A thunderstorm moved in this evening, after threatening to do so all day. It was a bit frightening, and made me realize how awful it would be to have to weather a truly severe storm, such as a tropical storm or hurricane, in a travel trailer.
The thunder roared over head, long rumbles that seemed to go on forever. The lightning flashed, over and over, like someone was running a strobe light outside. The wind howled.
When the storm first arrived, I remembered a forgotten bottle of herbs on the table outside. I ran out to get it, and the door was snatched from my hand as I exited, slamming against the side of the trailer with a frightening level of violence. Everything on the table went flying (except my bottle of herbs!) at the same time.
I was drenched in icy rain for my 3 yard dash. I had to struggle to get the door closed again too. The wind was almost instantly screaming in fury outside, and the trailer shuddered from the impact it had on its walls, almost as though it was in fear.

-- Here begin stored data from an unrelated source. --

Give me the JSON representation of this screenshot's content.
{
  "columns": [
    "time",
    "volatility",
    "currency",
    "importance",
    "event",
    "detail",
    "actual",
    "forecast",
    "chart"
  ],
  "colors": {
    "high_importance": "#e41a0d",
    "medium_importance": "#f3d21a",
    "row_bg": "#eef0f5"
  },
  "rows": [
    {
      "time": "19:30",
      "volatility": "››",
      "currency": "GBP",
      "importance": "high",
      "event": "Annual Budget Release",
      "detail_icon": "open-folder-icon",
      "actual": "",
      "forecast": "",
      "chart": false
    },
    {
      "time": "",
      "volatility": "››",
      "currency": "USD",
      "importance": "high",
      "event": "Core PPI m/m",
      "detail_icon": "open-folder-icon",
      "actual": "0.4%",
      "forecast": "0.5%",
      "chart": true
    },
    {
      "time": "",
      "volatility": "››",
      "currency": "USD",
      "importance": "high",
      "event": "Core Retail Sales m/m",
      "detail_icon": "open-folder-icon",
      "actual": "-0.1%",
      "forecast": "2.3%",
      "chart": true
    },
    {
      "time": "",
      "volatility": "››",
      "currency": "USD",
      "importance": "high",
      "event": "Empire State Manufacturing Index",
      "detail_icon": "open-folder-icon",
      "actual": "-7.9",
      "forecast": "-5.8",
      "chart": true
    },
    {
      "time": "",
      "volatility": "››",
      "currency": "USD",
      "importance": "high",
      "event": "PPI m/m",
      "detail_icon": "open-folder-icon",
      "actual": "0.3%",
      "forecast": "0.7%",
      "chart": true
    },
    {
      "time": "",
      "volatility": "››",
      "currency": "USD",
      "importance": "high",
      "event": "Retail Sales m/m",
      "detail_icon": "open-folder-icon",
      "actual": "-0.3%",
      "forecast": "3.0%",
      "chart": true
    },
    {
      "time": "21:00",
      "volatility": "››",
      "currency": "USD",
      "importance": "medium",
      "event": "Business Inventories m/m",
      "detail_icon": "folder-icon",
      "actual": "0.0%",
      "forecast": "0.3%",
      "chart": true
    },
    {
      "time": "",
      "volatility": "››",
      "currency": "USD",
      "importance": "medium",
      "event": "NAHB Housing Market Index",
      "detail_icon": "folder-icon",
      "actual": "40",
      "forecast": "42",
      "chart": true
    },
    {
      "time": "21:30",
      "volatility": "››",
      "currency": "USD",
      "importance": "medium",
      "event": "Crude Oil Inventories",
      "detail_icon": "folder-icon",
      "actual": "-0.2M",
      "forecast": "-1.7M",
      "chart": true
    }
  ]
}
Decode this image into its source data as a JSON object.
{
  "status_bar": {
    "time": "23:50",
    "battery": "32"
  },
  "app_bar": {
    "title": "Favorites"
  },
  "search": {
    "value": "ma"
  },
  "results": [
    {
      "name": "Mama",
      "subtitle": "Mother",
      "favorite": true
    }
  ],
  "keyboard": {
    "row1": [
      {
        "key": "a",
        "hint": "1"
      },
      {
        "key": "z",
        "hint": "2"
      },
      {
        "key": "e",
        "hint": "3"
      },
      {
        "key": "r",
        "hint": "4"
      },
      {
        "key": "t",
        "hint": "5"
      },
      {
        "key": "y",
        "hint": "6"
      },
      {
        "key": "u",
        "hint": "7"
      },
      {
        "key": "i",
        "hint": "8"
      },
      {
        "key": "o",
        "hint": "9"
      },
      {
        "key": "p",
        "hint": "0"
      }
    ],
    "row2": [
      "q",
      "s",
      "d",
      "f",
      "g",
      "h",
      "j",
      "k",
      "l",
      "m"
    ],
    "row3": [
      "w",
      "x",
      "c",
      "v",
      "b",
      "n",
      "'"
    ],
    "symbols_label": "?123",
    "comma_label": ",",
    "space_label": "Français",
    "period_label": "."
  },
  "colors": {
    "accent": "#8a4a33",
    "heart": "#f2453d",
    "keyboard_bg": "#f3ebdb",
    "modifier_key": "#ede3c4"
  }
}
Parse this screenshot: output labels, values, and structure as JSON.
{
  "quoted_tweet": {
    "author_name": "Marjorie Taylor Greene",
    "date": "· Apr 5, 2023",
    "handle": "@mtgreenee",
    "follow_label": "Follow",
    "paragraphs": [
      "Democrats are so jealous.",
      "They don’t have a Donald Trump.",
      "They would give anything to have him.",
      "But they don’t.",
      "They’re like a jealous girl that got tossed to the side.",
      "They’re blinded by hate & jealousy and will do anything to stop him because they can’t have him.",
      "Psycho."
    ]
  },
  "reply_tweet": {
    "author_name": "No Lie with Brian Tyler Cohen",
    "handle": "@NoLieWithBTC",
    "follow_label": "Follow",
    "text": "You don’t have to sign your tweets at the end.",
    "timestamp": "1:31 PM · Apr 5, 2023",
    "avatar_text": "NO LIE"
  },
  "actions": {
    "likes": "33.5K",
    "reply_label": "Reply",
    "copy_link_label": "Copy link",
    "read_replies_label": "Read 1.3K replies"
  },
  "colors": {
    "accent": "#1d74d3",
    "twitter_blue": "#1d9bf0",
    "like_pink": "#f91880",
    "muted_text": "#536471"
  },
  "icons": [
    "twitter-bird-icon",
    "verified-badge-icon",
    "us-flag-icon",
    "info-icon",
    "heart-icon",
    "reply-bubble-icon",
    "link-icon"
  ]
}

I asked Red Dog if she wanted to go out. She looked at me like I was nuts and then made a run for GM in the bedroom, where he scratched her ears to sooth her anxiety. She came back, laying down with her nose touching my heel, as though it was some kind of comfort to have that much physical contact. Sissy, as is her pattern, was cowering in her bed, shaking. She wasn’t moving, for fear someone would drag her out into the storm.
Even now, a good hour since the storm passed by, Red Dog is laying curled up at my feet, the back of her head lightly touching my heel. She isn’t afraid of storms, per se, I’ve often seen her sitting at the gate waiting for me to come home, in wild thunderstorms with pouring rain, back in our “old life” before now. But these days, during storms, she wants to be near me, whether I stay indoors or venture out for some reason.
I don’t know why, but the storm passing has left me feeling exhausted, after the exhilarating feelings the raging storm outside brought. Even the uneasiness as the trailer groaned and quivered under the storm’s assault was unable to conquer that exhilaration. I was so thankful we were in the travel trailer instead of a flimsy (and potentially leaky) tent though!
It did make me think about my new fascination with the concept of bicycle camping. In that situation, our only shelter would be our tent. In a way, it’s reaffirmed my decision to get a new tent with as much storm-resistance as possible. There is nothing worse than a tent collapse when you have no place to go, not even a vehicle, to take shelter in.
So now, in the wake of the storm, the melancholy feelings wash over me, like waves on the beach. I feel a lot like those sandy trails that the waves leave behind too. Not seriously altered, but still…marked by the storm’s passage. Funny how a little bit of wind does that, isn’t it?